Manchin stirs the pot while other Dems try to resuscitate their party-line vision
Just because Joe Manchin is launching bipartisan talks on an energy and climate change package doesn’t mean he’s throwing in the towel on Democrats’ long-sought party-line social spending and tax bill.
The West Virginia Democrat reiterated Tuesday, the day after he and Sen. Lisa Murkowski (R-Alaska) organized a meeting with several fellow Democrats and one GOP colleague on energy and climate, that he sees a party-line bill this year as a way to reform the tax code. Manchin’s remarks followed a Tuesday morning meeting with Majority Leader Chuck Schumer to discuss strategies for combating rising inflation.
While Manchin isn’t ready to torpedo all prospects for a party-line bill this year the way he quashed the $1.7 trillion package once called “Build Back Better,” he flatly rejected any effort to set a new timeline for reaching an agreement. Some of his Democratic colleagues, meanwhile, are already talking of Memorial Day as a deadline to shape a new bill that can be steered past a filibuster using the budgetary maneuver known as reconciliation.
“Reconciliation for me is about getting inflation under control, paying down this debt, getting a handle on what’s going on” through tax reform, Manchin told reporters after meeting with Schumer.

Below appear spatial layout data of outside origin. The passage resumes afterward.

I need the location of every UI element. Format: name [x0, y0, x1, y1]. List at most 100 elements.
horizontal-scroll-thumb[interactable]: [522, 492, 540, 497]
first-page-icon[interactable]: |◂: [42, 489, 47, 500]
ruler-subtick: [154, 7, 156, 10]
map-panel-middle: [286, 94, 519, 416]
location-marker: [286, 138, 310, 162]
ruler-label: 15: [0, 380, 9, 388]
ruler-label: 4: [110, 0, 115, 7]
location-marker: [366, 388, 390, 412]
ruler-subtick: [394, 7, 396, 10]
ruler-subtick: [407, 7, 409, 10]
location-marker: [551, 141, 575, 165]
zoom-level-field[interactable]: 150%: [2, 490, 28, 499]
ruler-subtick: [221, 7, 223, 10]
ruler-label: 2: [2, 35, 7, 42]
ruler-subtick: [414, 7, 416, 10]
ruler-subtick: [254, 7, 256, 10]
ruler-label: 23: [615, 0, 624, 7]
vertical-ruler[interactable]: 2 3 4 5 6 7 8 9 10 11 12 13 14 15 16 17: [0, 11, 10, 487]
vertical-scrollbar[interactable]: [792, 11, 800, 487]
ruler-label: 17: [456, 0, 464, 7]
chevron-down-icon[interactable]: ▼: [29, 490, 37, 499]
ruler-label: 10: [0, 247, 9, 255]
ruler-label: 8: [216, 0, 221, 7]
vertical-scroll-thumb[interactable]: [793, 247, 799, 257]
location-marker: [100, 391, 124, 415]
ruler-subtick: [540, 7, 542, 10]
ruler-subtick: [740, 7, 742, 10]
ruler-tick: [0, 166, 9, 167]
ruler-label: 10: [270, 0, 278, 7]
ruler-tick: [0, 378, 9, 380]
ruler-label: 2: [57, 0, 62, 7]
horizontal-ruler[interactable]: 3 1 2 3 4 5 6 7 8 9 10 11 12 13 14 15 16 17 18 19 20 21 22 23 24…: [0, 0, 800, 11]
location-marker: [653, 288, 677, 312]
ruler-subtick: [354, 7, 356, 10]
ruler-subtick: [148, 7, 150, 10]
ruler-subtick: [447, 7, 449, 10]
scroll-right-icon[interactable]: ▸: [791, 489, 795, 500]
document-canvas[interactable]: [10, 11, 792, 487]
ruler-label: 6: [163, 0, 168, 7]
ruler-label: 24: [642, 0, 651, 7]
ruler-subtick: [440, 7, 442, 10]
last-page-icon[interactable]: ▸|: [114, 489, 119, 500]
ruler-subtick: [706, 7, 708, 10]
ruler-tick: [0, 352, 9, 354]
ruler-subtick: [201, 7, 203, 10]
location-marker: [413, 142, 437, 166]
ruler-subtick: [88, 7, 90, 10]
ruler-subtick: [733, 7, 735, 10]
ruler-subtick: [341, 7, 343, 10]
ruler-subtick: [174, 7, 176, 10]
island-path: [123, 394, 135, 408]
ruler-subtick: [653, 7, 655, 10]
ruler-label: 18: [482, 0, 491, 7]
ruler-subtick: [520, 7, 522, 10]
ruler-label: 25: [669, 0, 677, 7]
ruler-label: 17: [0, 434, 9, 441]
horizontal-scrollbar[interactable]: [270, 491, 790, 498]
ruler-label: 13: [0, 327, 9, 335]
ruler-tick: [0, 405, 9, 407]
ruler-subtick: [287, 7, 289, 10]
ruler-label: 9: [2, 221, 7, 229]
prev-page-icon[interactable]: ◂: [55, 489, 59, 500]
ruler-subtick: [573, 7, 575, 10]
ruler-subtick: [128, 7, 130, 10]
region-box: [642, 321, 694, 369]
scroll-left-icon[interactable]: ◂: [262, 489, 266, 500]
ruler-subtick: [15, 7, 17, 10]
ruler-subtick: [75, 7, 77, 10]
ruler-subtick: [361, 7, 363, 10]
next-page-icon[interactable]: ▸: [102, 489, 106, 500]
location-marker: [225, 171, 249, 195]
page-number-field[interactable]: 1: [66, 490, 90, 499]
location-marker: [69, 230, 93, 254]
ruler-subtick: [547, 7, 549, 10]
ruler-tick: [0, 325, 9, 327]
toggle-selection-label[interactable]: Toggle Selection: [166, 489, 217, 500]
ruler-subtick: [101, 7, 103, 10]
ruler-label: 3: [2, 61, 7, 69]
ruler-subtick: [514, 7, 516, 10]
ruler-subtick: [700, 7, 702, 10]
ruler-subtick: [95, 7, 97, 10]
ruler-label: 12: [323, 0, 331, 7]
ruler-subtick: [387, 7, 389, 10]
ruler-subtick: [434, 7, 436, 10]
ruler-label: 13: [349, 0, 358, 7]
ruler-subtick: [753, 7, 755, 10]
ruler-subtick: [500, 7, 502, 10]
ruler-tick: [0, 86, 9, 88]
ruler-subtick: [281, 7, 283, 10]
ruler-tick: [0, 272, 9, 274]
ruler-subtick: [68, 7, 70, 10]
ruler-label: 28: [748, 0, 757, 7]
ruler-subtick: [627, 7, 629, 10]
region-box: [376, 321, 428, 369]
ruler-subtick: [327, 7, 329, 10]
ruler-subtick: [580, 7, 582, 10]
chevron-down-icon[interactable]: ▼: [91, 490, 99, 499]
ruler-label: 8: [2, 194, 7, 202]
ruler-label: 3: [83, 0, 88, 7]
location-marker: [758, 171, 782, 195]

The gregarious centrist, whose vote is essential for anything to pass the 50-50 Senate, said his bipartisan energy discussions did not mean climate change provisions would be left out of any reconciliation bill that can advance.
“No, no, no,” he said, adding climate would be a “big factor” as lawmakers assemble party-line legislation.
Earlier, Manchin told POLITICO the bipartisan group’s first meeting went well but that “we’re just starting.”
Senators who attended, he added, are “just seeing if there’s a commonality to make sure we have reliable energy and also be able to go down the path to address the climate issues we’re all concerned about.”
Participants in that Monday evening meeting included Sens. Brian Schatz (D-Hawaii), John Hickenlooper (D-Colo.), Mark Warner (D-Va.), Tom Carper (D-Del.), Mark Kelly (D-Ariz.) and Kevin Cramer (R-N.D.), though other lawmakers were invited. Murkowski was unable to attend the first meeting in person, according to her spokesperson.
Even those Republicans who participated or were invited to the session sounded dubious that any deal would ultimately come together.
“Is there something that can attract 10 Republicans that doesn’t scare away 10 Democrats?” said Sen. Kevin Cramer (R-N.D.), singling out carbon capture and nuclear energy incentives. “If it starts looking like a reconciliation or Build Back Better, then obviously Republicans will be out.”
Sen. Shelley Moore Capito (R-W.Va.), who didn’t attend the meeting but saw some of the materials, was similarly unimpressed and called the chances of a deal “a long shot.”
“It looked just like BBB to me. I am not sure if there is a sweet spot there,” she said.
Other Democrats are leery of Manchin’s new push to find 10 Republicans to agree on a climate and energy bill, suspecting it will prove futile. For some in the party, it’s reminiscent of his failed effort to get Republicans on board with election and voting reform. But Manchin was quick to point out that the Senate came together last year to pass a bipartisan infrastructure bill after negotiations he helped spearhead.
And there’s some recent history to show Manchin could succeed; a bipartisan energy package that he and Murkowski crafted got included in 2020’s year-end spending bill, which included climate benefits. However, any legislation that could attract 10 Republicans would likely be a bitter pill for climate hawks wary of significant further investments in fossil-fuel technologies.
“I think that’s going to be a heavy lift. If he can do it, great,” Sen. Ben Cardin (D-Md.) said. “I think the easier path is reconciliation.”
Others shared that sense of skepticism. Sen. Angus King (I-Maine), a member of the Energy Committee, called a deal “difficult.”
“It would require 10 Republicans, and unfortunately the closer we get to an election the less likelihood there is of bipartisan cooperation,” he said in an interview.
Manchin also wants to increase the corporate tax rate to 25 percent and the capital gains tax rate to 28 percent. His fellow centrist Sen. Kyrsten Sinema (D-Ariz.), however, has previously resisted tax rate increases and steered her attention toward creation of new levies focused on upper-income earners.
Schumer has not set a deadline for when the Democratic caucus would need to come together on a party-line package, although a reconciliation bill would have to pass by the Sept. 30 end of the fiscal year in order to maintain protection from a GOP filibuster. While Democrats have focused their messaging in recent weeks on lowering costs and addressing inflation, the path forward to a proposal that would unite all 50 members of the caucus is murky at the moment.
Schumer described his meeting with Manchin as “preliminary and good” and said they’d continue talking.
“There are varying levels of optimism” in the Democratic caucus about the prospects for a party-line bill, said Majority Whip Dick Durbin (D-Ill.). “I’m more skeptical.”